An Island by Karen Jennings.
Image: Supplied

EXTRACT:

The First Day

It was the first time that an oil drum had washed up on the scattered pebbles of the island shore. Other items had arrived over the years — ragged shirts, bits of rope, cracked lids from plastic lunchboxes, braids of synthetic material made to resemble hair. There had been bodies too, as there was today. The length of it stretched out beside the drum, one hand reaching forward as though to indicate that they had made the journey together and did not now wish to be parted.

Samuel saw the drum first, through one of the small windows as he made his way down the inside of the lighthouse tower that morning. He had to walk with care. The stone steps were ancient, worn smooth, their valleyed centres ready to trip him up. He had inserted metal handholds into those places where the cement had allowed, but the rest of the descent was done with arms outstretched, fingers brushing the rough sides in support.

The drum was plastic, the blue of workers’ overalls, and remained in sight, bobbing in the flow, during his hastening to the shore. The body he saw only once he arrived. He side-stepped it, walking a tight circle around the drum. It was fat as a president, without any visible cracks or punctures.

He lifted it carefully. It was empty; the seal had held. Yet despite being light, the thing was unwieldy. It would not be possible with his gnarled hands to grip that smooth surface and carry it across the jagged pebbles, over the boulders, and then up along the sandy track, through scrub and grasses, to the headland where the cottage sat alongside the tower. Perhaps if he fetched a rope and tied the drum to his back, he could avoid using the ancient wooden barrow with its wheel that splintered and caught on the craggy beach, often overturning as a result of its own weight.

Yes, carrying the drum on his back would be the best option. Afterwards, in the yard, he would hunt out the old hacksaw that lived amongst sacking and rotting planks. He would rub the rust from the blade, sharpen it as best he could, and saw the top off the drum, then place it in an outside corner of the cottage where the guttering overflowed, so that it could catch rainwater for use in his vegetable garden.

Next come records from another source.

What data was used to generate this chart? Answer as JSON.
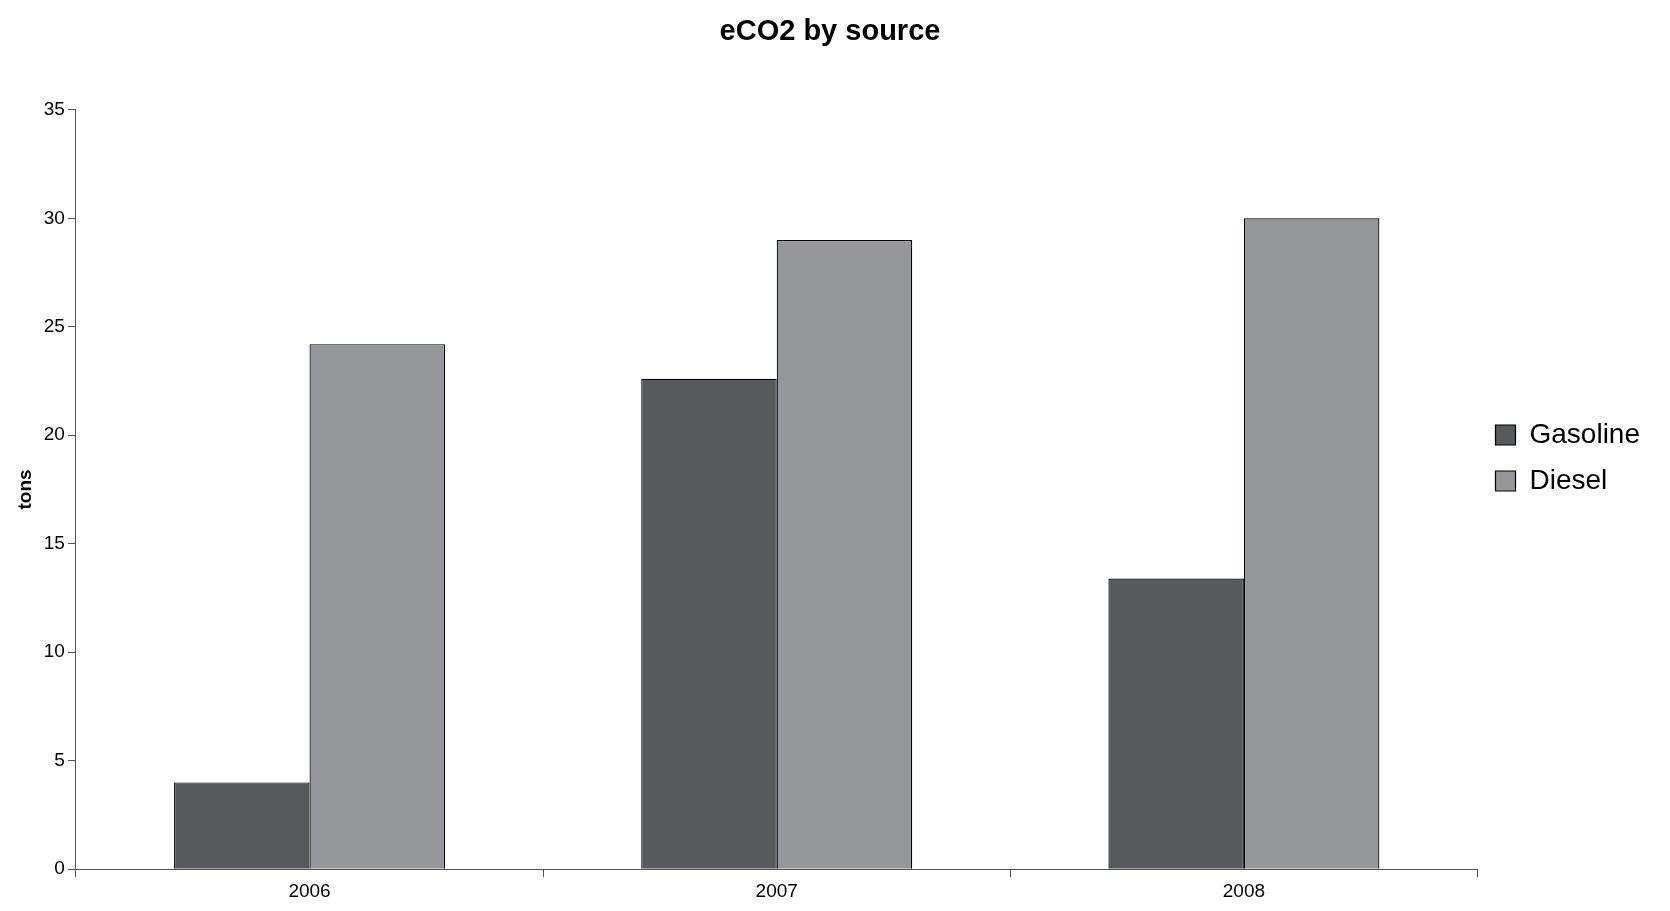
{
  "chart_data": {
    "type": "bar",
    "title": "eCO2 by source",
    "ylabel": "tons",
    "categories": [
      "2006",
      "2007",
      "2008"
    ],
    "series": [
      {
        "name": "Gasoline",
        "color": "#58595b",
        "values": [
          4.0,
          22.6,
          13.4
        ]
      },
      {
        "name": "Diesel",
        "color": "#96979b",
        "values": [
          24.2,
          29.0,
          30.0
        ]
      }
    ],
    "ylim": [
      0,
      35
    ],
    "yticks": [
      0,
      5,
      10,
      15,
      20,
      25,
      30,
      35
    ],
    "grid": false,
    "legend": "right"
  }
}
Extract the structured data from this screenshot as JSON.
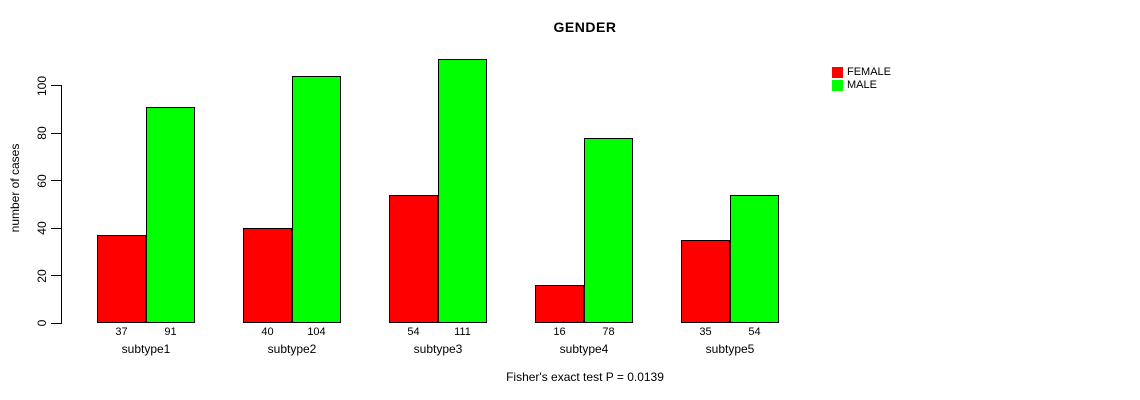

Samuel let the drum fall. It lurched on the uneven surface, thudding against the arm of the corpse. He had forgotten about that. He sighed. All day it would take him to dispose of the body. All day. First moving it, then the burial, which was impossible anyway on the rocky island with its thin layer of sand. The only option was to cover it with stones, as he had done with others in the past. Yet it was such a large body. Not in breadth, but in its length. Twice as long as the drum, as though the swell and ebb of the sea had mangled it into this unnatural, elongated form.